Our analysis suggests that targeting of Ect2 to the equatorial membrane represents a key step in the delivery of the cytokinetic signal to the cortex (Figure 2) (Su et al., 2011;Developmental Cell. 21: 1104-1115). The spindle midzone might act as a spatial cue to break the isotropic localisation of Ect2 at the plasma membrane and to direct the protein to the equatorial cleavage plane.

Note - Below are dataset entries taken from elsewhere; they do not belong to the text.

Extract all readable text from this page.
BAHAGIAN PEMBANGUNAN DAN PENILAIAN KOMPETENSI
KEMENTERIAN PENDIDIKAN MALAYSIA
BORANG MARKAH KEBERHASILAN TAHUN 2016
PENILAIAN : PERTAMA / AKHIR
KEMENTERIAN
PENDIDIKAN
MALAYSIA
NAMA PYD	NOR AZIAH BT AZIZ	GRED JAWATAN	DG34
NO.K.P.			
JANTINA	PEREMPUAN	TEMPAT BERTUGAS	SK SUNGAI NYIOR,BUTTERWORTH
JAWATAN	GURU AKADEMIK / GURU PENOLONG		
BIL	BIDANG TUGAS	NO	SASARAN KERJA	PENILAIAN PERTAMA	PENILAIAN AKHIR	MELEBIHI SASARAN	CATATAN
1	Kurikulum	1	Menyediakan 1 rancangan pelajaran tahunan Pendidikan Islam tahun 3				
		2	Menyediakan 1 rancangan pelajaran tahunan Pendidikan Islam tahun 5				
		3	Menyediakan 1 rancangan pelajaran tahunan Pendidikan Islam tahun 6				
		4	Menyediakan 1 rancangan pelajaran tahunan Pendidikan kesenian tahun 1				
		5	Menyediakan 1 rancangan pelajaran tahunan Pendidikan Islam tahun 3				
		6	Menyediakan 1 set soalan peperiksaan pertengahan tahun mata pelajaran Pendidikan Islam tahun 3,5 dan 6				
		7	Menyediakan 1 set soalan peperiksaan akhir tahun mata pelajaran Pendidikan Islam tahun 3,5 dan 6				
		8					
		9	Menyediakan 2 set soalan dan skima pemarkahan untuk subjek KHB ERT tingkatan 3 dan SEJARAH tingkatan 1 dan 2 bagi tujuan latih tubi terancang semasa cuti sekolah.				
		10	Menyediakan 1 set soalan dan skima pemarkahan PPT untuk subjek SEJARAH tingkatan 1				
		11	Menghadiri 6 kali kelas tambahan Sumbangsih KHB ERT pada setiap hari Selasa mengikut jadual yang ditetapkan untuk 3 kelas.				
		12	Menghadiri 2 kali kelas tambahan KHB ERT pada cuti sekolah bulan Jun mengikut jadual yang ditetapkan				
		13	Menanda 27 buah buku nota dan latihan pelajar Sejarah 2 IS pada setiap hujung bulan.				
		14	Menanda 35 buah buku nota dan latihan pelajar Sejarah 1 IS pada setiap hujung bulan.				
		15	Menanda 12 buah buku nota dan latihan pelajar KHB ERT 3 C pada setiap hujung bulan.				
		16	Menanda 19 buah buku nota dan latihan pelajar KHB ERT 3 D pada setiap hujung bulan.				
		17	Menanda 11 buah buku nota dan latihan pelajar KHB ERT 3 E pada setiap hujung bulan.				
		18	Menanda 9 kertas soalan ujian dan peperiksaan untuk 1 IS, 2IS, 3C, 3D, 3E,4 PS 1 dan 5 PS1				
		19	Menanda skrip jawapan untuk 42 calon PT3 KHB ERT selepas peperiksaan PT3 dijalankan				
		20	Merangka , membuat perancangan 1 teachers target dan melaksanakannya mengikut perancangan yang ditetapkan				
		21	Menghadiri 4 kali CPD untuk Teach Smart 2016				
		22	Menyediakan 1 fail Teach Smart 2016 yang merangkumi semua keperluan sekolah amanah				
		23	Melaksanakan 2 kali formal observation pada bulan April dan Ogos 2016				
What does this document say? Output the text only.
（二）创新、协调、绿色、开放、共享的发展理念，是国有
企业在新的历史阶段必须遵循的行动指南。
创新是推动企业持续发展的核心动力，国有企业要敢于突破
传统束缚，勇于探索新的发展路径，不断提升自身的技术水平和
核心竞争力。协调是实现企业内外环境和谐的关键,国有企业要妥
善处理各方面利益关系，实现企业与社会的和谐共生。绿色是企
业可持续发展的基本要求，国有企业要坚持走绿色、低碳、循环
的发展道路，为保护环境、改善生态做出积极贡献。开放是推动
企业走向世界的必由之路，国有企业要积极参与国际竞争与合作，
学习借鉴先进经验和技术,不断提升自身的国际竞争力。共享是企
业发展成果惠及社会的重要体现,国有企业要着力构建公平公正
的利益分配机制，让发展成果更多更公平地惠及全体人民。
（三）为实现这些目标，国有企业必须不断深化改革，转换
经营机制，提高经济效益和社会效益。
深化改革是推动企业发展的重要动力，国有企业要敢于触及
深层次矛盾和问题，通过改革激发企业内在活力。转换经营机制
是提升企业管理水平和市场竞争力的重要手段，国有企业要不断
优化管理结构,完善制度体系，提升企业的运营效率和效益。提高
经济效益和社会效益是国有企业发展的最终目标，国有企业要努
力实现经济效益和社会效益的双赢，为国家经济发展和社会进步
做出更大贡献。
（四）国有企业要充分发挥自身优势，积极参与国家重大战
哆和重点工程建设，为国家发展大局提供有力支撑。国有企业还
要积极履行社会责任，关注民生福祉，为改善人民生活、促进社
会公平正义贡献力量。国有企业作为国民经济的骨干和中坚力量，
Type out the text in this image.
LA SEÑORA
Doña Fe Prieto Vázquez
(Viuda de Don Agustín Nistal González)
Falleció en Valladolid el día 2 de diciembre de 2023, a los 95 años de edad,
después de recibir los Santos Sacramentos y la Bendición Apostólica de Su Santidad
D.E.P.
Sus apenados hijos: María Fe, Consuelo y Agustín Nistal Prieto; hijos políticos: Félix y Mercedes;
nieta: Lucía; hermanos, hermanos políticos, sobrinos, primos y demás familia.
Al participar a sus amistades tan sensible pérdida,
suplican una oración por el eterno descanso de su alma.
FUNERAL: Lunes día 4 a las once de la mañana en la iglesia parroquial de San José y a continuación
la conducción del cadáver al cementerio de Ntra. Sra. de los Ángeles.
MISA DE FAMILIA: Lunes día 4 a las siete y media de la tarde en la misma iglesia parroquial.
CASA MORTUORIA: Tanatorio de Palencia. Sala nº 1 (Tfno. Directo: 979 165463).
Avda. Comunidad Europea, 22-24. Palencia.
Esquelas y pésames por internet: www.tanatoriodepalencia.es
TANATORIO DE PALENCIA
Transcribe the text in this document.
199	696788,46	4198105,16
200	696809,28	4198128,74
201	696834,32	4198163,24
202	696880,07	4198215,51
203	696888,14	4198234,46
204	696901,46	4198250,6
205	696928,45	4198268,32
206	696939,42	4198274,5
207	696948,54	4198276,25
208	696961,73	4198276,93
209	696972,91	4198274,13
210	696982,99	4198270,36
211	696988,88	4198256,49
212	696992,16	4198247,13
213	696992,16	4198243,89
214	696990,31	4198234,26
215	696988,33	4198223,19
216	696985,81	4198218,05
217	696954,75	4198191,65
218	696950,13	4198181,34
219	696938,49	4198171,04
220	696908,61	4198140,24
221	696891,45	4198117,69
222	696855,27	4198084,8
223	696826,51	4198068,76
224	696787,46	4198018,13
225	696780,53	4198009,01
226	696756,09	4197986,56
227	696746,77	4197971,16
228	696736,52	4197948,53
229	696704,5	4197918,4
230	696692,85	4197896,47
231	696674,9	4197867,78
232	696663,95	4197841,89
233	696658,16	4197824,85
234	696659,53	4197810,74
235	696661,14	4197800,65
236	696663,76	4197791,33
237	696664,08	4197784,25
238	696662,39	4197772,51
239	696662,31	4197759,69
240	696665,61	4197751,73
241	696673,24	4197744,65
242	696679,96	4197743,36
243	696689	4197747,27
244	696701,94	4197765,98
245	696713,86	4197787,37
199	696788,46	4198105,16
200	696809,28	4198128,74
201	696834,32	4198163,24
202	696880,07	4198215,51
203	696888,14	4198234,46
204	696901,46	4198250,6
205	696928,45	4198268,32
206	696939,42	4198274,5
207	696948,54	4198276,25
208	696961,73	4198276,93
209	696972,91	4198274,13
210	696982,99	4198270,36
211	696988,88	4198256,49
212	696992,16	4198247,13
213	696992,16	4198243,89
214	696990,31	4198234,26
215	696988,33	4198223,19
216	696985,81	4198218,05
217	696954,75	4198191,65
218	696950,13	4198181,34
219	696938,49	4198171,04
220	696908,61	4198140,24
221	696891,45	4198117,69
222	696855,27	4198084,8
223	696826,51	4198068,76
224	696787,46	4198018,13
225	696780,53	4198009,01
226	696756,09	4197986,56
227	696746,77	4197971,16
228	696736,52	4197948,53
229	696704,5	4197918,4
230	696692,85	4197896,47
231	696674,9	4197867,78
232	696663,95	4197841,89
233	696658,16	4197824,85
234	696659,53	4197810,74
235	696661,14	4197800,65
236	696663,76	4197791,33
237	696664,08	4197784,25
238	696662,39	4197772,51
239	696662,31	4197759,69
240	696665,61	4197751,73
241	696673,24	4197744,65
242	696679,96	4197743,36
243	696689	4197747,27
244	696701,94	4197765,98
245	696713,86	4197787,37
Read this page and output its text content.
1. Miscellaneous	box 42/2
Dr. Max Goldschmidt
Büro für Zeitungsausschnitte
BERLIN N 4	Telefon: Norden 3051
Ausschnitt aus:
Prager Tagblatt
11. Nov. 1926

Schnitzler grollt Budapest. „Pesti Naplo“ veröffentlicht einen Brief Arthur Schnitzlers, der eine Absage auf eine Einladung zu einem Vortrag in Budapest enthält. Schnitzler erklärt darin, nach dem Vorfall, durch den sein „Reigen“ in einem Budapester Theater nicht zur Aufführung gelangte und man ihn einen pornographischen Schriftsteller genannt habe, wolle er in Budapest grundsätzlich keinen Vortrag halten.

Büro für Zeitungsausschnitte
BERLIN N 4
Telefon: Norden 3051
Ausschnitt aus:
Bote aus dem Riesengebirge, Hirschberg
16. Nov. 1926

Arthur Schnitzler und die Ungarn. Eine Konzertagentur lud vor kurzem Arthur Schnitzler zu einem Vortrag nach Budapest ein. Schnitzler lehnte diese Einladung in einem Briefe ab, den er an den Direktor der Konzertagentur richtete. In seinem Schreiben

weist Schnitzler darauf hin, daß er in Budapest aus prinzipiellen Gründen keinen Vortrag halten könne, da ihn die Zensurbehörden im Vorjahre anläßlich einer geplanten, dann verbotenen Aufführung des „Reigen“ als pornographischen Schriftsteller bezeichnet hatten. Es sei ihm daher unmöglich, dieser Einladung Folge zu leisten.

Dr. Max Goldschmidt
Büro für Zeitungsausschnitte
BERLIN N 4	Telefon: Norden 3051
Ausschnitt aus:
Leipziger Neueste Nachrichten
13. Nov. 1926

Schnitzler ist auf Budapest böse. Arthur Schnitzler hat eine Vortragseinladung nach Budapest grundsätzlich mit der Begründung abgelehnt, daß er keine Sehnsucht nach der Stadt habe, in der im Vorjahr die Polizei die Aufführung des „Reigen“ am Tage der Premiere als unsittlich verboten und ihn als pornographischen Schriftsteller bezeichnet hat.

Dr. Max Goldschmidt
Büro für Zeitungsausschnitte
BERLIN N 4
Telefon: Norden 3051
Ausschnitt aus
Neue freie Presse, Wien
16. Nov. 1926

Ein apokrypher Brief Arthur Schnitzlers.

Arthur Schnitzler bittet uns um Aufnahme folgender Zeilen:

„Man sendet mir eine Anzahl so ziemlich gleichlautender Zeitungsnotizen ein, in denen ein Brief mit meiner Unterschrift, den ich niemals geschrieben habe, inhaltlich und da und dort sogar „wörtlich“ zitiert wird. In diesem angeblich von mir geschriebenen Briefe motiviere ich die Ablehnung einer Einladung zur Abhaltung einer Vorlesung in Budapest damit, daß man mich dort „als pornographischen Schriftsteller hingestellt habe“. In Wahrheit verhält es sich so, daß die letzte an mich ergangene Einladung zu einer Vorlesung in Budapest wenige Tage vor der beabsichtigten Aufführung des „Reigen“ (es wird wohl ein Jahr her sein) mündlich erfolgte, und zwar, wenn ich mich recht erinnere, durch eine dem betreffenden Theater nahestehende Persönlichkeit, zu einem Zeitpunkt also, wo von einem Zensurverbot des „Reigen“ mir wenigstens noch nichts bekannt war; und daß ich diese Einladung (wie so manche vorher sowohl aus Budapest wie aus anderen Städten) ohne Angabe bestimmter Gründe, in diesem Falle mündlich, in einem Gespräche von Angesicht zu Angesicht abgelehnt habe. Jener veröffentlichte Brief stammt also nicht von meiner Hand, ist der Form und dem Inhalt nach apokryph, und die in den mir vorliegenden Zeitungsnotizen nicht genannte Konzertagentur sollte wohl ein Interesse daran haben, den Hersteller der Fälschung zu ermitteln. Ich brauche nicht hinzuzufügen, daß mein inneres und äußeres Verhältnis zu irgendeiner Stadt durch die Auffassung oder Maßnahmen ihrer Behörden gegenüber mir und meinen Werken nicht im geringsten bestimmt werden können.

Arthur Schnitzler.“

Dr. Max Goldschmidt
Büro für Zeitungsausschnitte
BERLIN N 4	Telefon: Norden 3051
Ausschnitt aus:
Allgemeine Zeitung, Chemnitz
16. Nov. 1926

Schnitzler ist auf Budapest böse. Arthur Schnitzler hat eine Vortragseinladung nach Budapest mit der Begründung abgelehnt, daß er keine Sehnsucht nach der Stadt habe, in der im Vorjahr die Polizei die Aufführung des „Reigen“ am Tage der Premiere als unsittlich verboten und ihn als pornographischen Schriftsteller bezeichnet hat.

We are currently focussing on the identification of the lipid species that are involved in the association of Ect2 with the plasma membrane during cytokinesis. Furthermore, we are dissecting the mechanism underlying the peripheral accumulation of Ect2 at the cell equator by using perturbation experiments and by tracking Ect2, and its dynamic behaviour at the spindle midzone and plasma membrane. Lastly, we are characterising a direct molecular link between the mitotic spindle and plasma membrane that we have recently identified and that could play a key role in the final abscission stage of cytokinesis.